Briefly noted, today is the 75th anniversary of the first drive-in movie theater, which opened June 6, 1933, in Camden, New Jersey. I’ve never been a regular patron of drive-ins, but I have had a few memorable experiences at them — no, you may not ask me to elaborate on those — and of course I’m always a bleeding-heart for anything that’s both nostalgic and endangered, which drive-ins definitely are. (There are fewer than 500 left today, down from some 5,000 in their heyday.)
Wired.com has a short history of this venerable institution, and local movie critic Sean Means lists the surviving Utah examples on his blog. I recommend the Motor Vu in Erda, for what it’s worth; The Girlfriend and I spent a very pleasant evening there last summer with her family, all of whom live nearby. It’s a family-run single-screener, charmingly low-budget and down-home feeling.

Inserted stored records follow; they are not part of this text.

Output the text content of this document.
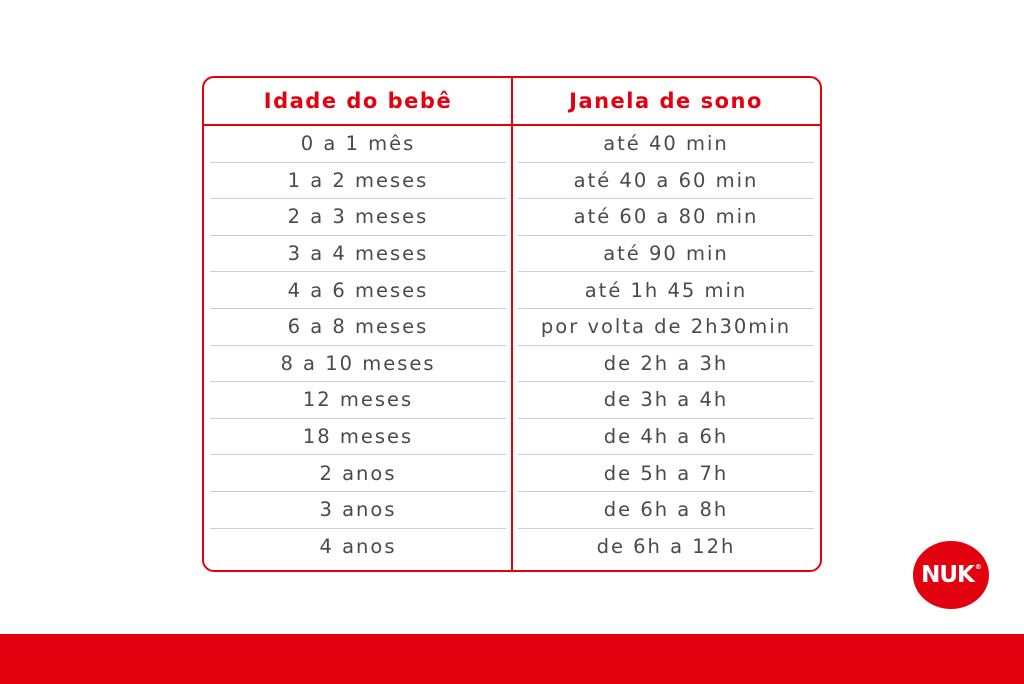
Idade do bebê	Janela de sono
0 a 1 mês	até 40 min
1 a 2 meses	até 40 a 60 min
2 a 3 meses	até 60 a 80 min
3 a 4 meses	até 90 min
4 a 6 meses	até 1h 45 min
6 a 8 meses	por volta de 2h30min
8 a 10 meses	de 2h a 3h
12 meses	de 3h a 4h
18 meses	de 4h a 6h
2 anos	de 5h a 7h
3 anos	de 6h a 8h
4 anos	de 6h a 12h
NUK ®
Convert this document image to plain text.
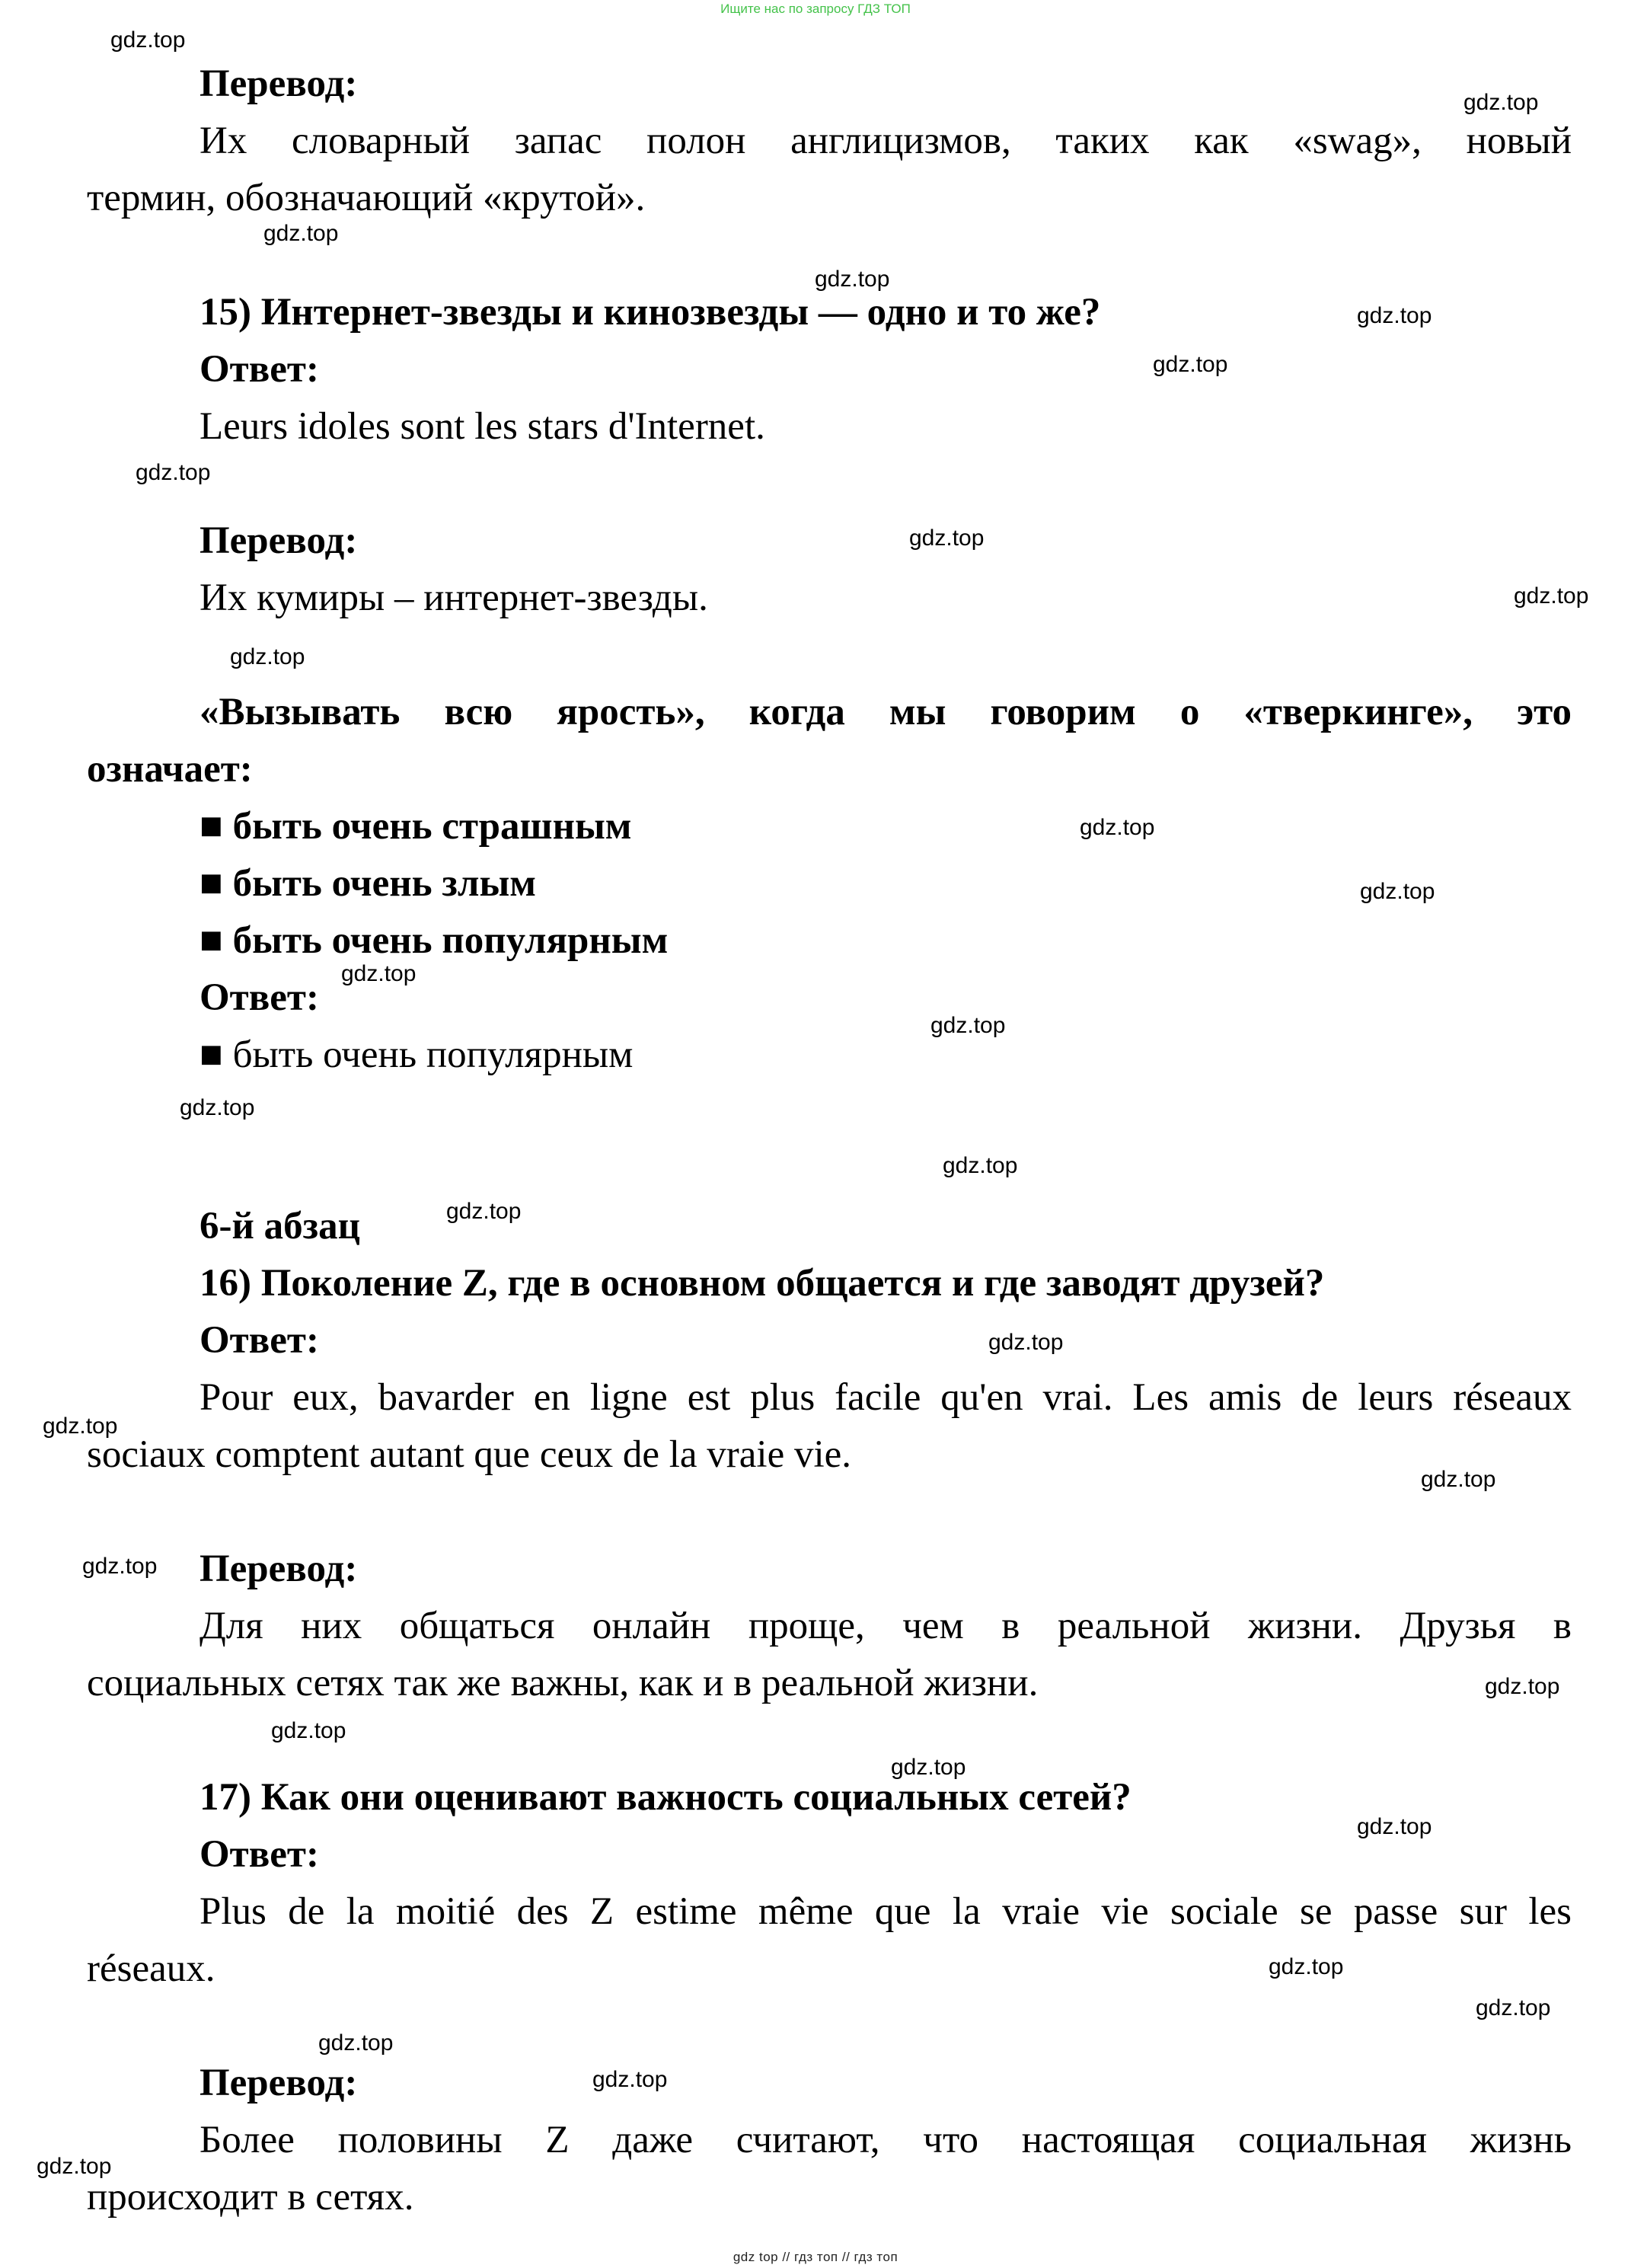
Ищите нас по запросу ГДЗ ТОП
gdz.top
gdz.top
gdz.top
gdz.top
gdz.top
gdz.top
gdz.top
gdz.top
gdz.top
gdz.top
gdz.top
gdz.top
gdz.top
gdz.top
gdz.top
gdz.top
gdz.top
gdz.top
gdz.top
gdz.top
gdz.top
gdz.top
gdz.top
gdz.top
gdz.top
gdz.top
gdz.top
gdz.top
gdz.top
gdz.top
Перевод:
Их словарный запас полон англицизмов, таких как «swag», новый
термин, обозначающий «крутой».
15) Интернет-звезды и кинозвезды — одно и то же?
Ответ:
Leurs idoles sont les stars d'Internet.
Перевод:
Их кумиры – интернет-звезды.
«Вызывать всю ярость», когда мы говорим о «тверкинге», это
означает:
■ быть очень страшным
■ быть очень злым
■ быть очень популярным
Ответ:
■ быть очень популярным
6-й абзац
16) Поколение Z, где в основном общается и где заводят друзей?
Ответ:
Pour eux, bavarder en ligne est plus facile qu'en vrai. Les amis de leurs réseaux
sociaux comptent autant que ceux de la vraie vie.
Перевод:
Для них общаться онлайн проще, чем в реальной жизни. Друзья в
социальных сетях так же важны, как и в реальной жизни.
17) Как они оценивают важность социальных сетей?
Ответ:
Plus de la moitié des Z estime même que la vraie vie sociale se passe sur les
réseaux.
Перевод:
Более половины Z даже считают, что настоящая социальная жизнь
происходит в сетях.
gdz top // гдз топ // гдз топ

One moment in particular from that night stands out: as the darkness thickens and a cool breeze begins to rise from the surrounding farmland, I notice a freight train chugging along the benches of the mountain range to the east, behind the screen. It’s far enough away that it looks like a black thread with a light at its tip, sliding along beneath the huge, projected face of Johnny Depp, the mournful cry of its horn providing counterpoint to Captain Jack Sparrow’s dire circumstances (we were seeing Pirates 3, of course; I have to say, it worked much better as drive-in fare than it did the first time we saw it in a quote-unquote real theater). That, my friends, is one of those rare moments when you start to think time travel might actually be possible, when you find yourself connected by experience to an audience that would’ve been experiencing more or less the same thing 50 years earlier. Moments like those are truly magical and all-too-rare these days.